I am experimenting with OpenFaas and trying to evaluate the performance benefit of having more than workers serve the same function (the default shasum function available from the store). I have a cluster of three 'small'(1vcpu 2gb ram) one 'medium' (1vcpu 4gb ram) and one 'big' (2vcpu 4gb ram) VM's. Scheduling is done with Kubernetes, and the medium and large VM's are exempt from hosting any functions which are hosted on the small VMs. The hey
tool is used to perform multiple invocations, and I spawn workers (i.e additional pods, instances of the function) manually through the API. The 8080 port of the gateway
component is port-forwarded to localhost (kubectl port-forward -n openfaas svc/gateway 8080:8080 &
), and invocations of the function are made using a commandline similar to the following:
hey -n 50 -c 3 -m POST -D 50large.txt http://localhost:8080/function/shasum
or
hey -n 20000 -c 600 -m POST -d test http://localhost:8080/function/shasum
(the first one tests with 50 shasums of a 30Mb file, the other one with 600 concurrent publishers of a small request, 20000 times). The invocations are made from the 'big' VM, which cannot host any function pods (cordoned).
Sometimes, I notice that if I call the function with great amounts of concurrent requests or large file inputs, the gateway fails to forward these requests and port-forwarding is broken (for example, when using the first command, when substituting -c 3 with -c 5, for 5 concurrent producers).
But even when port-forwarding is not broken (i.e using -c 3) I get some not easily explainable results.
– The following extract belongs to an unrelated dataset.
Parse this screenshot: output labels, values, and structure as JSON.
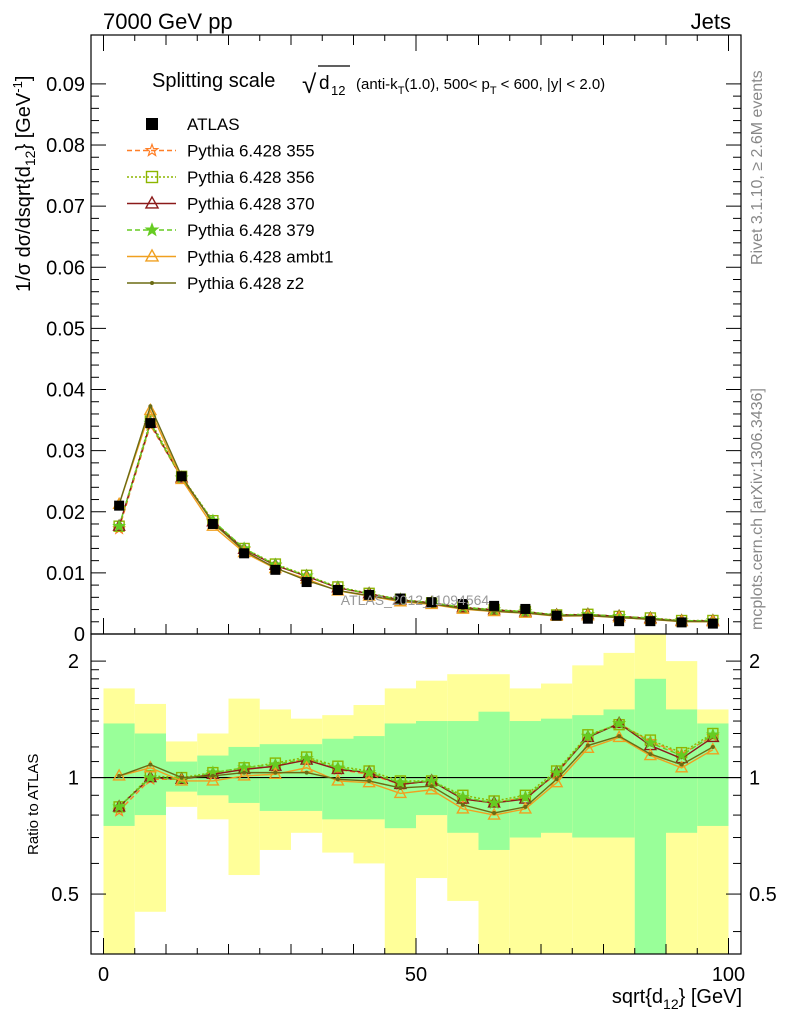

Consider the execution log below for a case which makes continuous use of three workers (function pods), evenly spread over the three small VMs:
root@big-vm-1:~# hey -n 500 -c 3 -m POST -D 50large.txt http://localhost:8080/function/shasum
Summary:
Total: 541.0489 secs
Slowest: 5.5438 secs
Fastest: 1.1259 secs
Average: 3.2351 secs
Requests/sec: 0.9204
And the other execution log, which only uses a single worker (one function pod):
root@big-vm-1:~# hey -n 500 -c 3 -m POST -D 50large.txt http://localhost:8080/function/shasum
Summary:
Total: 551.3123 secs
Slowest: 5.1512 secs
Fastest: 1.4815 secs
Average: 3.3106 secs
Requests/sec: 0.9033
Why does using multiple function pods only achieve marginally better results? Can anyone suggest an approach to verify that using multiple workers is actually better than using a single worker, using this or a related setup?